Here's a quick summary of the changes I've recently made.
I have implemented consumer prefetch - this has dramatically increased our throughput :) I have produced a new set of performance graphs which show we are better than MQ in everything I've tried.
In order to get throughput boosted I've changed the way a few things work. Now *everything* is pushed from the channel to the server consumer endpoint to the client. There are no active receives() from the client to the server.
Channel delivery and channel handle methods are now executed on the same thread (deliver is never called directly) resulting in less lock contention - this works using a "SEDA style" approach where the channel maintains a QueuedExecutor and requests are handed off to it, rather than executing directly. Right now this is only done for handle and deliver but we should consider doing it for acknowledge and cancel too.
Once remoting supports a non-blocking API this means we can implement a full end to end SEDA approach and should be able to scale to many thousands of connections :)
Other things to note:
All receive() calls are now handled on the client side (they don't go to the server) - this is vital for good performance. This includes receiveNoWait(), so it means there is a chance receiveNoWait() returns null after a send to the destination has returned ok. I looked into the semantics of receiveNoWait() and this seems ok to me, I don't think receiveNoWait makes any guarantees that it will definitely return a message if send has returned. It also seems that other messaging systems work this way. We could make receiveNoWait go to the server but I don't think this is necessary and it will screw performance.

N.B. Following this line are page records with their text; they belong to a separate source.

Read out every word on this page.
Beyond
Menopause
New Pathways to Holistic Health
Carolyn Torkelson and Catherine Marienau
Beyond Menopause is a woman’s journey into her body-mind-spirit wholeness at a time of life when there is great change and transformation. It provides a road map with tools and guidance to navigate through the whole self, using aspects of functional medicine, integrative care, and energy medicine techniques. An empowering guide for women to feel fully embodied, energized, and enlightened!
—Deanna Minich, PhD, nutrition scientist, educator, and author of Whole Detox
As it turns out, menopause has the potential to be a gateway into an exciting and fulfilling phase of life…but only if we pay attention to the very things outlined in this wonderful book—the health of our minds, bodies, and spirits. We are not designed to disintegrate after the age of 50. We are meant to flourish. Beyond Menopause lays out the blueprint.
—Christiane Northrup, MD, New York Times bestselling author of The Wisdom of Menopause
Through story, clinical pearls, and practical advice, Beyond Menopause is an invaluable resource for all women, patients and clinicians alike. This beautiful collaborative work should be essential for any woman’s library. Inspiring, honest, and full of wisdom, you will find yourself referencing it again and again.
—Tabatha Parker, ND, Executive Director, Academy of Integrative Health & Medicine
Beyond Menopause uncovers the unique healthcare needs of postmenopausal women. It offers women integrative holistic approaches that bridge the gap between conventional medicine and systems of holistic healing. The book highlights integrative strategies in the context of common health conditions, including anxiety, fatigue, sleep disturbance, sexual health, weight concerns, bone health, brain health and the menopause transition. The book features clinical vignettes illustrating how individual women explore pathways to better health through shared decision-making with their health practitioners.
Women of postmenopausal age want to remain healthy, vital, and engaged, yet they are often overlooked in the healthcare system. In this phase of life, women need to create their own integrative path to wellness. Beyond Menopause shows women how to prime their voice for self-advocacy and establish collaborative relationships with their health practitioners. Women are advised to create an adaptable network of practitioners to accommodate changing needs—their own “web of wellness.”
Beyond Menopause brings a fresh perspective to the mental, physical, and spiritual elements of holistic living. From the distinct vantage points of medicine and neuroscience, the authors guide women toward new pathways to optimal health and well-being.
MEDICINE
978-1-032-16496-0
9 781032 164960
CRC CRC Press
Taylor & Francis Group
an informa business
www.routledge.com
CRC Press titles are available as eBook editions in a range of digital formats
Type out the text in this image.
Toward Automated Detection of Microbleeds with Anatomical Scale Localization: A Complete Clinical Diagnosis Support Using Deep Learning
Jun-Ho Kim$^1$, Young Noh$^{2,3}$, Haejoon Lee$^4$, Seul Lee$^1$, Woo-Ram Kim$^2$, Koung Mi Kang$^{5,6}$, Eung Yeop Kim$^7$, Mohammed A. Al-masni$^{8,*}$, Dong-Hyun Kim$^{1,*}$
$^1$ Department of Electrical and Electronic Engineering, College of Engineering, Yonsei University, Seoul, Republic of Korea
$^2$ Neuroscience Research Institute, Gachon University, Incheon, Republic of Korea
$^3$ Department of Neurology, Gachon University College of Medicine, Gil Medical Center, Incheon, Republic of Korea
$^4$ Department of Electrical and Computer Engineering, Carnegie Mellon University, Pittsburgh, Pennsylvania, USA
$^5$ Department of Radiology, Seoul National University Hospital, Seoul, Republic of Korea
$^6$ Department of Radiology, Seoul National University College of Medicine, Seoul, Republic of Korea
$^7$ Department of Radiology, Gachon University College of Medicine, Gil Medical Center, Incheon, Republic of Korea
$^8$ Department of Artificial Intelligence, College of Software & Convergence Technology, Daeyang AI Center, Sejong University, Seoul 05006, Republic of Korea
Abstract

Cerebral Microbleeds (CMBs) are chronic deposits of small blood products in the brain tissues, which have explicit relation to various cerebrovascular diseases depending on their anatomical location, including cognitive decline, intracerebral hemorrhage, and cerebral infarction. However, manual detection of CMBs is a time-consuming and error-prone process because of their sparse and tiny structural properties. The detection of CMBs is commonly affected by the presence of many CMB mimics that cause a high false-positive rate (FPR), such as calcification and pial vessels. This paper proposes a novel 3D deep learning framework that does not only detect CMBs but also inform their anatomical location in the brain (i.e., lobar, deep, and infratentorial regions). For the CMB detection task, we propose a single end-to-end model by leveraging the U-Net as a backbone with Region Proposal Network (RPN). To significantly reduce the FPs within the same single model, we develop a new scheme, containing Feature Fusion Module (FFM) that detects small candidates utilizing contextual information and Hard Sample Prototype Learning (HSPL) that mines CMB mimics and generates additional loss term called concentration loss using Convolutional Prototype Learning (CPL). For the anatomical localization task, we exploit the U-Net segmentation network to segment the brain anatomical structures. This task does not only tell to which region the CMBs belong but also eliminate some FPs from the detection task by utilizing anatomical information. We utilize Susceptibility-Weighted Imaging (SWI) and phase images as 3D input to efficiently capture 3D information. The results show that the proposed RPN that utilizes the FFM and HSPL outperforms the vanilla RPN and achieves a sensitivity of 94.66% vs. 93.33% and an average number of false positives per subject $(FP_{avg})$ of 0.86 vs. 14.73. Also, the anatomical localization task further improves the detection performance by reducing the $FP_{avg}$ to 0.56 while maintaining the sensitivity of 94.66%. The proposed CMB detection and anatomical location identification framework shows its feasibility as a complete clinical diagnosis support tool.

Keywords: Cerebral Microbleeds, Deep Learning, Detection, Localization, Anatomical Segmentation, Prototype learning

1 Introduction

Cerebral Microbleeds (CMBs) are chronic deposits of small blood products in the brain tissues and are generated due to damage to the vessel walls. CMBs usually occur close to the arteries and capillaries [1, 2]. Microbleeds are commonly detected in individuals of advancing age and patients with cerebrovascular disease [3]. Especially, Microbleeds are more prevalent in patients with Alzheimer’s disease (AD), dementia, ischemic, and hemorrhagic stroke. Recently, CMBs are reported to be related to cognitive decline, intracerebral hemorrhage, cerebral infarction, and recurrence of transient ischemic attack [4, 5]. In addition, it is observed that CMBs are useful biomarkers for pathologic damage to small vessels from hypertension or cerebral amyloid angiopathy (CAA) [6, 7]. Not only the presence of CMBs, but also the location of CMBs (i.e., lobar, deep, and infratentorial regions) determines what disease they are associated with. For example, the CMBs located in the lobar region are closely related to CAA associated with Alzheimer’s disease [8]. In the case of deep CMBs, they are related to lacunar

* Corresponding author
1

I have combined ChannelState and ChannelSupport - since the division between the two was arbitrary since we don't have different types of state any more. Also the extra API having to be maintained added complexity.
The pluggable thread pool has gone. This is because when we send messages from server to client we need to ensure that all messages from a particular consumer are sent in sequence. Using a threadpool doesn't give us that guarantee since a later delivery could overtake an earlier delivery in flight. So now the consumer always uses the same QueuedExecutor for it's life time. Since each QueuedExecutor has it's own thread we don't want to have a unique one for each consumer (run out of threads), there is a pool of QueuedExcetors maintained by the server. QueuedExecutors are allocated from the pool in a rotating fashion so it's possible two or more consumers could be using the same pooled executors.
(Anyway it shouldn't really be pluggable in the first place since it's part of the *design* of the server, not something that we should allow to configure)
I have also made some changes around session recovery (since we were doing it wrong).
The remote API is now much simpler :)
BTW I have changed some tests since now sematics have changed (particularly of receiveNoWait) - so beware!
Also one test in CTSMiscallaneousTest I don't think can be correct since it applies that all receives must act directly on the channel which would prevent us from doing buffering. I have left that failing for now.
In all it's been a bit of a mission (more complex than I thought) but necessary for great performance.